De acordo com o divulgado na literatura, alguns marcadores não foram contemplados por não haver identificação entre eles e as variáveis do presente estudo, como: recursos disponíveis e modo de enfrentamento. Entretanto, outras situações entendidas como vulnerabilidade ao câncer de colo do útero foram adicionadas em face das percepções apreendidas durante a pesquisa, como a revelação das mulheres do temor de encontrar pessoas conhecidas no serviço de saúde. Essa circunstância foi classificada na dimensão individual. Outra situação referiu-se à estrutura física não apropriada das unidades de saúde, diferentemente do exigido na dimensão programática. Essa situação referia-se a salas com difusão acústica e, portanto, conferindo pouca privacidade às mulheres nos seus atendimentos.

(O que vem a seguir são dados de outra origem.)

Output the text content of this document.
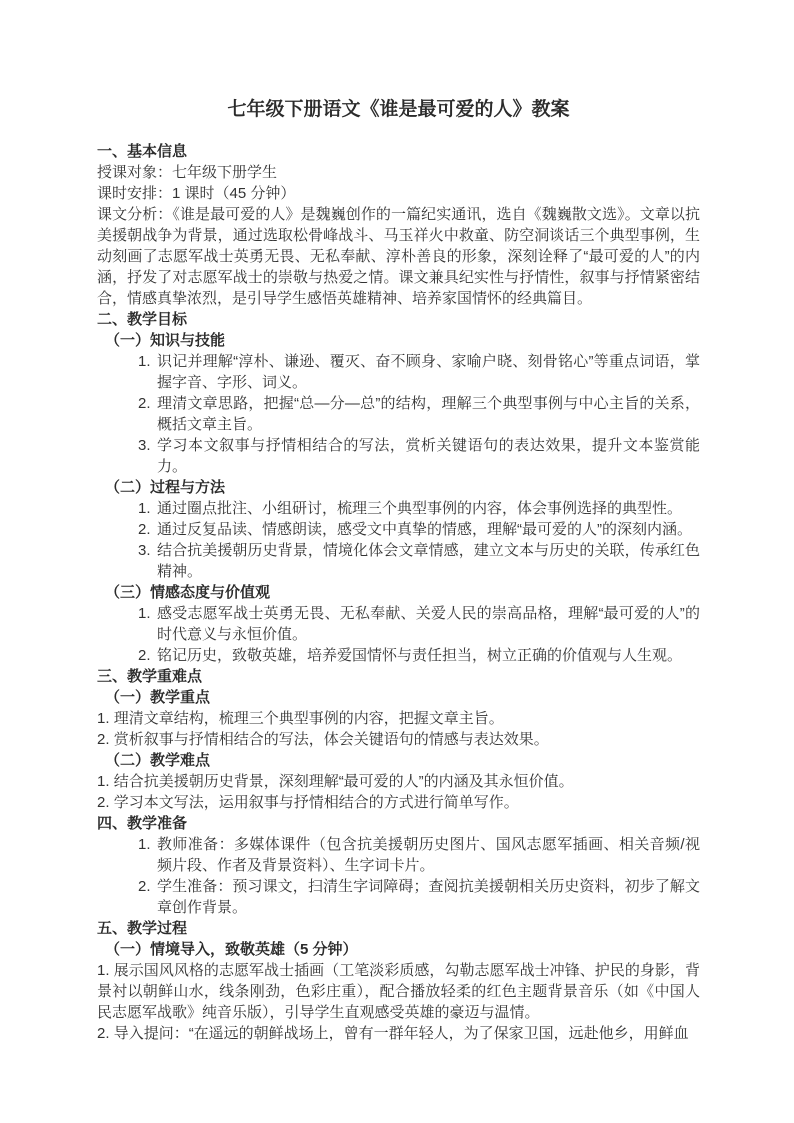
七年级下册语文《谁是最可爱的人》教案

一、基本信息

授课对象：七年级下册学生

课时安排：1 课时（45 分钟）

课文分析：《谁是最可爱的人》是魏巍创作的一篇纪实通讯，选自《魏巍散文选》。文章以抗美援朝战争为背景，通过选取松骨峰战斗、马玉祥火中救童、防空洞谈话三个典型事例，生动刻画了志愿军战士英勇无畏、无私奉献、淳朴善良的形象，深刻诠释了“最可爱的人”的内涵，抒发了对志愿军战士的崇敬与热爱之情。课文兼具纪实性与抒情性，叙事与抒情紧密结合，情感真挚浓烈，是引导学生感悟英雄精神、培养家国情怀的经典篇目。

二、教学目标

（一）知识与技能

1. 识记并理解“淳朴、谦逊、覆灭、奋不顾身、家喻户晓、刻骨铭心”等重点词语，掌握字音、字形、词义。
2. 理清文章思路，把握“总—分—总”的结构，理解三个典型事例与中心主旨的关系，概括文章主旨。
3. 学习本文叙事与抒情相结合的写法，赏析关键语句的表达效果，提升文本鉴赏能力。

（二）过程与方法

1. 通过圈点批注、小组研讨，梳理三个典型事例的内容，体会事例选择的典型性。
2. 通过反复品读、情感朗读，感受文中真挚的情感，理解“最可爱的人”的深刻内涵。
3. 结合抗美援朝历史背景，情境化体会文章情感，建立文本与历史的关联，传承红色精神。

（三）情感态度与价值观

1. 感受志愿军战士英勇无畏、无私奉献、关爱人民的崇高品格，理解“最可爱的人”的时代意义与永恒价值。
2. 铭记历史，致敬英雄，培养爱国情怀与责任担当，树立正确的价值观与人生观。

三、教学重难点

（一）教学重点

1. 理清文章结构，梳理三个典型事例的内容，把握文章主旨。

2. 赏析叙事与抒情相结合的写法，体会关键语句的情感与表达效果。

（二）教学难点

1. 结合抗美援朝历史背景，深刻理解“最可爱的人”的内涵及其永恒价值。

2. 学习本文写法，运用叙事与抒情相结合的方式进行简单写作。

四、教学准备

1. 教师准备：多媒体课件（包含抗美援朝历史图片、国风志愿军插画、相关音频/视频片段、作者及背景资料）、生字词卡片。
2. 学生准备：预习课文，扫清生字词障碍；查阅抗美援朝相关历史资料，初步了解文章创作背景。

五、教学过程

（一）情境导入，致敬英雄（5 分钟）

1. 展示国风风格的志愿军战士插画（工笔淡彩质感，勾勒志愿军战士冲锋、护民的身影，背景衬以朝鲜山水，线条刚劲，色彩庄重），配合播放轻柔的红色主题背景音乐（如《中国人民志愿军战歌》纯音乐版），引导学生直观感受英雄的豪迈与温情。

2. 导入提问：“在遥远的朝鲜战场上，曾有一群年轻人，为了保家卫国，远赴他乡，用鲜血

O estudo seguiu todas as instruções da Resolução nº196, de 19 de outubro de 1996, do Conselho Nacional de Saúde, referente a estudos que envolvem seres humanos. A pesquisa foi aprovada pelo Comitê de Ética em Pesquisa do Hospital São José de Doenças Infecciosas, sob Protocolo nº022/2007. Todas as participantes receberam as devidas informações e assinaram o termo de consentimento livre e esclarecido.

Resultados

Para melhor compreensão dos diferentes aspectos das dimensões e dos marcadores de vulnerabilidade, descritos no decorrer da pesquisa, encontra-se, a seguir, breve descrição sobre as participantes.

Das 76 participantes do estudo, a média da idade foi de 37,4 anos, e 42,1% viviam com companheiro. Do total, 90,8% foram infectadas pelo HIV por exposição sexual, 76,3% já haviam desenvolvido AIDS e 94,7% tinham algum tipo de prática religiosa. Quanto à situação de trabalho, 51,3% não exerciam atividade remunerada, 65,8% disseram ter até o ensino fundamental; quase a totalidade, 92,2%, vivia em estrato social indicado como classe baixa (classes D e E) e 73,3% informaram rendimento familiar de um a quatro salários mínimos.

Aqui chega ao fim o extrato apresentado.